1 The role of cyclic nucleotides and protein kinase C in controlling proliferation of pig aortic endothelial cells (PAEC) in culture was investigated. 2 Dibutyryl cyclic AMP (30-mu-M), added twice daily, inhibited proliferation but 8 bromo cyclic GMP (30-mu-M) had no effect. Two other stimuli known to increase PAEC cyclic GMP content by stimulating particulate and soluble guanylate cyclase respectively, atriopeptin II (10 nM) and sodium nitroprusside (1-mu-M), were also without effect on proliferation. 3 Two agents known to inhibit soluble guanylate cyclase and lower intercellular cyclic GMP content, haemoglobin (10-mu-M) and methylene blue (10-mu-M), each inhibited proliferation of PAEC. 4 The inhibitory effect of haemoglobin (10-mu-M) was mediated by inhibition of soluble guanylate cyclase since it was reversed by agents known to increase cyclic GMP content, i.e. atriopeptin II (10-mu-M), 8 bromo cyclic GMP (30-mu-M) or sodium nitroprusside (1-mu-M). The inhibitory effect of methylene blue (10-mu-M) was not reversed by these agents. 5 Phorbol 12-myristate 13-acetate (PMA, 0.1 nM-1-mu-M), which activates protein kinase C, inhibited proliferation in a concentration-dependent manner.
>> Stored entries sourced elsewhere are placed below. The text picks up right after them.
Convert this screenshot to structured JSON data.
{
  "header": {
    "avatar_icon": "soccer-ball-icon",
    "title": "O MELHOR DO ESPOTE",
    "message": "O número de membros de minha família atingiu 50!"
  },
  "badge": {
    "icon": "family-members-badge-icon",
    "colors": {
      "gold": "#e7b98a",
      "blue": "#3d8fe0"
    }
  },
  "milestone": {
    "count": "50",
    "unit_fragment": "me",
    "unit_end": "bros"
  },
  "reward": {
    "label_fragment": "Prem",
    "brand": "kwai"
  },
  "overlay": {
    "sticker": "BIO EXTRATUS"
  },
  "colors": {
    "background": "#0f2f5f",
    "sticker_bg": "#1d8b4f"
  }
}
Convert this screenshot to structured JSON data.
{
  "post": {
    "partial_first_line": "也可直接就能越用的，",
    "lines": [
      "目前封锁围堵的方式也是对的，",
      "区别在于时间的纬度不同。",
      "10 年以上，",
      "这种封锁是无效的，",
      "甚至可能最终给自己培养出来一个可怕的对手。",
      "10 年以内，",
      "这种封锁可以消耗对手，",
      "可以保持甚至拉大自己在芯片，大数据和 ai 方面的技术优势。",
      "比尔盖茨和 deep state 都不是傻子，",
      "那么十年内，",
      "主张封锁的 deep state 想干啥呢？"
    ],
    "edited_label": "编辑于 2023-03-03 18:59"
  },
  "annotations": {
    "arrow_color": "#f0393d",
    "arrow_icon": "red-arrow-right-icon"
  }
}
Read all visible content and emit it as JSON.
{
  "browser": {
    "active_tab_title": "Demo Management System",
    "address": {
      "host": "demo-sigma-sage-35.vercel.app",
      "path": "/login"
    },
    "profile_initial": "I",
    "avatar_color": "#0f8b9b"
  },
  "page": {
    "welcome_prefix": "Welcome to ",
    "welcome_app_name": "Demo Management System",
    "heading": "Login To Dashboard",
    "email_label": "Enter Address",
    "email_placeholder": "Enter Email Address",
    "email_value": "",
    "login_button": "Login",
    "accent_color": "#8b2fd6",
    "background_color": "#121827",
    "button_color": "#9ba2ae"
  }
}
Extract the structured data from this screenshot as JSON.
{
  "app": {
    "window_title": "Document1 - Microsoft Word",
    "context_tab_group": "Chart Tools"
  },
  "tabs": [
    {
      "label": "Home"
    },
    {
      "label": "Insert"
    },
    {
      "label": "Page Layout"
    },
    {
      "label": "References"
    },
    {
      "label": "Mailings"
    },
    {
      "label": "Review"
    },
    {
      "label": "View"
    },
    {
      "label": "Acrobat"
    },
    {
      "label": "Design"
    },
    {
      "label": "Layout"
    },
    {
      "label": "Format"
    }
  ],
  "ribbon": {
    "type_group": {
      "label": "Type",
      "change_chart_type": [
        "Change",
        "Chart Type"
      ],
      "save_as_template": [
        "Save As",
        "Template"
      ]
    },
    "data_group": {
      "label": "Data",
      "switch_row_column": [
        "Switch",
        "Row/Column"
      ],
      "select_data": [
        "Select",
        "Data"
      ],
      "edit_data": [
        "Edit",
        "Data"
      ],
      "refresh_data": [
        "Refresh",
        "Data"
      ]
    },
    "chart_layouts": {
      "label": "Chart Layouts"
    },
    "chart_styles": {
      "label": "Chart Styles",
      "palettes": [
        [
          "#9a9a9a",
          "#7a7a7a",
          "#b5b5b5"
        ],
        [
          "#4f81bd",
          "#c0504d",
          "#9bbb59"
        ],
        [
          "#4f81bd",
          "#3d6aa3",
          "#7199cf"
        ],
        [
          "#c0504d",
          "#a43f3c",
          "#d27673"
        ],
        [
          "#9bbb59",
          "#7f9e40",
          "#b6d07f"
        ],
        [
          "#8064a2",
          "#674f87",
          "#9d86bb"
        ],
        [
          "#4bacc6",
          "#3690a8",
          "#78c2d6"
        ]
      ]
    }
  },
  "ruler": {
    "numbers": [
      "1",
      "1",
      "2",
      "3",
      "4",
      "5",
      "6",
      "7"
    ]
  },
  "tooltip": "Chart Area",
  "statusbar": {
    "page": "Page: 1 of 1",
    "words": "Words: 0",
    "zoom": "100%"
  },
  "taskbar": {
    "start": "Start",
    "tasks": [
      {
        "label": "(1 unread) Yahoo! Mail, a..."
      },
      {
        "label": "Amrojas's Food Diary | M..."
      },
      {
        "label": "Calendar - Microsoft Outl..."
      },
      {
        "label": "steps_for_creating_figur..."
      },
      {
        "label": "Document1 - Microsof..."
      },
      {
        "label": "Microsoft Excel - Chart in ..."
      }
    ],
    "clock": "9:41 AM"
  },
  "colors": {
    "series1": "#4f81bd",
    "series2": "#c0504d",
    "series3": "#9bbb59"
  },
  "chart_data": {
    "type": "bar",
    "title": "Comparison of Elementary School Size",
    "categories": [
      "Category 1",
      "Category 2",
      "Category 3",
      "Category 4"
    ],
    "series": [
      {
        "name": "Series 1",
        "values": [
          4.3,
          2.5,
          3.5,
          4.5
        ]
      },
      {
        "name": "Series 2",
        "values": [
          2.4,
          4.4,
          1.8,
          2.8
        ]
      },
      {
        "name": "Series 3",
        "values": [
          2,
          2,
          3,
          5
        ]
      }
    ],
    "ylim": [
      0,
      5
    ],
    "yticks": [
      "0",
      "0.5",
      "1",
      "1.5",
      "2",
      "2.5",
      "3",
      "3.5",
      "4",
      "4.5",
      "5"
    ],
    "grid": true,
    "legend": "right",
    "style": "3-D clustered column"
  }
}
No early stimulation of proliferation was seen with PMA. The inactive isomer, 4-alpha-phorbol 12,13-didecanoate (0.3-mu-M), lacked the ability of PMA to inhibit proliferation of PAEC. 6 PMA-induced inhibition of proliferation appeared not to be due to stimulated production of destructive oxygen-derived free radicals since it was unaffected by the radical scavengers, vitamin E (30-mu-M) or butylated hydroxytoluene (30-mu-M). The antiproliferative actions of paraquat (10-mu-M), an agent which generates free radicals intracellularly, was, in contrast, inhibited by vitamin E or butylated hydroxytoluene. Furthermore, neither dibutyryl cyclic AMP (30-mu-M) nor 8 bromo cyclic GMP (30-mu-M) had any effect on the ability of PMA to inhibit proliferation. 7 This study suggests that cyclic AMP, cyclic GMP and protein kinase C play a role in controlling the proliferation of PAEC.